By JESSIE HORTON
As temps drop lower, those with pets are thinking more and more about their animals and how to protect them from the elements of winter. While we animal lovers are thinking of our own pets, the hard-working volunteers of CARE (Community Animal Rescue Efforts) are concerned with all those who’ve been abandoned in the area.
Susan Wynne, with CARE, addressed the Erath County Commissioners’ Court Monday morning, advising the court of the various efforts by her organization in the Stephenville and Erath County area. Though the program is based out of Mingus and Palo Pinto County, Wynne said the volunteers do approximately 50 percent of their work in Erath County.
“We just want to help animals that don’t have a home find one, and we work with those who have pets already to take care of them,” she said. “We’re all volunteers and many of the board members, as well as the volunteers, are actually Erath County residents and we work in the county already.”
Wynne said the organization works entirely on donations and support from other programs. She said the Palo Pinto County Commissioners have CARE as a line-item on their agenda for a small portion of their budget to assist with the work CARE does in that county.
“We aren’t asking for a lot,” she concluded. “Just that the commissioners and the county consider adding us to your budget as well. Anything you can do to help us, will be greatly appreciated.”
Unfortunately for CARE, the Erath County budget for 2014-2015 has already been set and the county budgeted $18,000 for the Erath County Humane Society. But County Judge Tab Thompson said the county is aware of the good work CARE has done for local communities and the commissioners will consider the organization along with several others who’ve asked to be considered during the next budget session.
In other business, the commissioners discussed and passed replatting several lots in the Mountain Lakes Estates, south of Bluff Dale. According to court documents and Thompson, the owner of lots 869 and 870 asked the court to join the lots together in the replat. The second motion was to replat lots 1183, 1184 and 1185 in the residential development. Commissioners approved both replats unanimously.

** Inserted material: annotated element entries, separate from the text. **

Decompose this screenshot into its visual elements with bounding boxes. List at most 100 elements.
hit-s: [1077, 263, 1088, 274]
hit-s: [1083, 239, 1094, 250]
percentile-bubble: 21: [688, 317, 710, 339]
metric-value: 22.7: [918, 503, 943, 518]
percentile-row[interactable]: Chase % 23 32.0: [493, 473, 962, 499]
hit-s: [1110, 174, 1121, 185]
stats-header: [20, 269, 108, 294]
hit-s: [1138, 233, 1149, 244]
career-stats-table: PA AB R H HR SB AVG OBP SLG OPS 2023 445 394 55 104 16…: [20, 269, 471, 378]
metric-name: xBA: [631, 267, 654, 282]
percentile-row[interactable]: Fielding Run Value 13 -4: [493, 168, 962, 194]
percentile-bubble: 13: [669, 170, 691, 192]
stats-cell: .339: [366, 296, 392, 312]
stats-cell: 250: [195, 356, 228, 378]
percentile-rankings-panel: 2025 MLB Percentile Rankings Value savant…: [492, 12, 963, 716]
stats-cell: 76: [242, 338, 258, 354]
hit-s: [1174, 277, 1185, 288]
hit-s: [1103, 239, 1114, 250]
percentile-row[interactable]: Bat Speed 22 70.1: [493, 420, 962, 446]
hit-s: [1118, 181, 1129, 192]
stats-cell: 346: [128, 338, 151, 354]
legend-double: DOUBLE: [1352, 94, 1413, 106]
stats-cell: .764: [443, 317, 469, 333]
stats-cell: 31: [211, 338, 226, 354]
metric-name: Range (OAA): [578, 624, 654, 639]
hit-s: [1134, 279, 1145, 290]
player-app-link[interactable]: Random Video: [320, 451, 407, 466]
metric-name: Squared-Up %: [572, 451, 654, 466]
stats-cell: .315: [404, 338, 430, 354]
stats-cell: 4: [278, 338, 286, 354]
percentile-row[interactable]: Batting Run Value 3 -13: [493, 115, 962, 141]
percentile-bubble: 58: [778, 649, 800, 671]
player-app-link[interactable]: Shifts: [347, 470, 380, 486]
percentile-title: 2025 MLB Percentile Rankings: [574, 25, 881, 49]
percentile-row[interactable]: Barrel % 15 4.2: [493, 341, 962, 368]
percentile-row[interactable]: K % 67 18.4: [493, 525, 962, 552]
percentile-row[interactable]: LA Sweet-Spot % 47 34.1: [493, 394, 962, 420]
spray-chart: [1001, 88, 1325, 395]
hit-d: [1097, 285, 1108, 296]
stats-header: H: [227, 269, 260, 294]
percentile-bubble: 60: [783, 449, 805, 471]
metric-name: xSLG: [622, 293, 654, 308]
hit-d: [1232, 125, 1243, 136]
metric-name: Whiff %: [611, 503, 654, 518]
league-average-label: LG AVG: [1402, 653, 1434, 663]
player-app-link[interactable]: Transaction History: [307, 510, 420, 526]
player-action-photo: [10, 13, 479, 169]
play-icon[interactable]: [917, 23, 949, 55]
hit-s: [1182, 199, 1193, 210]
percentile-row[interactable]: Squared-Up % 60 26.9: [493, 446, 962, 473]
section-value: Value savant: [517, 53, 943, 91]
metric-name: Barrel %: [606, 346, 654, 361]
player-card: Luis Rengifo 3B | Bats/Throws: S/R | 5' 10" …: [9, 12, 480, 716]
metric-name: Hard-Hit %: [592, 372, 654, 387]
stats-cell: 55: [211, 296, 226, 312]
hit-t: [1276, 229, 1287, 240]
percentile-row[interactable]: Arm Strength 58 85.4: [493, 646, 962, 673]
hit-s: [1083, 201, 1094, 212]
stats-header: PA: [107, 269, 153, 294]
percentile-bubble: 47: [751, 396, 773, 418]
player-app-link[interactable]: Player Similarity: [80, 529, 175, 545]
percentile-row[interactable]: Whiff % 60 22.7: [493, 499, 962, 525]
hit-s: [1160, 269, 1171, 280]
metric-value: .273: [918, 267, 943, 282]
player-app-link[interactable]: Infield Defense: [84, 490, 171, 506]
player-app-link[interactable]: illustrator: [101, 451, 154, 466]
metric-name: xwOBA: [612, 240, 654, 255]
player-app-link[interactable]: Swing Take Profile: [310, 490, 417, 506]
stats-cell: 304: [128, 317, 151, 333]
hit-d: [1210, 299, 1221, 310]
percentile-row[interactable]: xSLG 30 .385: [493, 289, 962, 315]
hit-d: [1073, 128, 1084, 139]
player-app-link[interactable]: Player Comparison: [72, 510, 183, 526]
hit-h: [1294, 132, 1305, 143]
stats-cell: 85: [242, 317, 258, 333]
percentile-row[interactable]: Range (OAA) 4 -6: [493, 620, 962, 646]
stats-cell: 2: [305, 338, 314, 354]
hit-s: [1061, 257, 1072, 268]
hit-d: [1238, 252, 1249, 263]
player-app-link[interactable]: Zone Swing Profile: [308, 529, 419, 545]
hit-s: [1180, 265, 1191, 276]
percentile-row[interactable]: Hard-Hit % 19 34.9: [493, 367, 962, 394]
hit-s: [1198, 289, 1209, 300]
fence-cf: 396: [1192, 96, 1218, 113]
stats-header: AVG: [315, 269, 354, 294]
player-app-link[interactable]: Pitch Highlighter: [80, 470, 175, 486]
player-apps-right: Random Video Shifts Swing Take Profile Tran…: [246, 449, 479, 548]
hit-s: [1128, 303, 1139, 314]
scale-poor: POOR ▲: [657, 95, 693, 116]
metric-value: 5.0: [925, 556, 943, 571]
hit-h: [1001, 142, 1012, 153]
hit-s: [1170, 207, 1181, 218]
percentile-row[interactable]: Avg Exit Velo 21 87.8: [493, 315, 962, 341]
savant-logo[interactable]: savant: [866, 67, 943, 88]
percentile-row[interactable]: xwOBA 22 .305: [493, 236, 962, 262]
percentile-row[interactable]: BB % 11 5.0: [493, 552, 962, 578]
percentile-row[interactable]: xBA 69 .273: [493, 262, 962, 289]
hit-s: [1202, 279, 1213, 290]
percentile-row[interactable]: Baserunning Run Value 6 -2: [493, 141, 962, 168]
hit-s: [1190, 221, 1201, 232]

The court also heard from Erath County Sheriff Tommy Bryant on two measures. The first included rescinding the previously approved 7K Exemption for Law Enforcement in Erath County. This was an older exemption approved by a previous county commissioners’ court, Thompson said.
“We passed this many years ago when the sheriff’s department at the time was having issues with too much overtime by deputies,” Thompson said. “This was before Sheriff Bryant was in office out there. Now we’re facing a much different issue with our sheriff’s department.”
According to Bryant and Thompson, the sheriff’s office is now somewhat shorthanded and needs to be able to pay officers overtime. With the previous exemption, the officers who had worked all their allotted hours could not work for more overtime, if their pay for regular hours exceeded $7,000. With the lift of the 7K Exemption, Bryant’s department can pay officers overtime, without issue.
Bryant and Thompson both agreed they would be quick to reenforce the exemption if and when the sheriff’s department again faces an issue with excessive overtime pay. However, both assured the court that was not a concern at this time.
Commissioners approved the measure and the side request that the measure be dated November 16, 2014, to cover the current pay period as well.
The commissioners also approved Bryant’s request regarding two older Crown Victorias that his department has been using for parts. He asked the court to give his office permission to declare what is left of the two vehicles as zero value to the county and send them to the Erath County Recycling Center.
“We’ve had these two Crown Vics for a while now,” Bryant advised. “And when they were no longer of use in service, we used them for parts on working vehicles and now that there isn’t anything else we can gain from them, we’d like to send them to Erath Recycling.”
Before adjourning, the court also discussed two different options for upgrading the county’s current phone system. According to Thompson, the equipment the county uses now can be repurposed and used for one system that is approximately $3,400 per month and the county would be responsible for any expense for repairs and the responsibility of running the system. This is similar to the system the county is currently using and is taking a majority of the county’s IT department’s time to maintain.
The other option, according to Thompson, is an Office Management System from CenturyLink in Stephenville. While this option will cost the county $6,504 per month, Thompson said CenturyLink would take on the responsibility for running the system, as well as the equipment maintenance and repair should an issue occur.
After discussion on best options and cost versus employee time and repair costs, the commissioners approved the office management system upgrade through CenturyLink.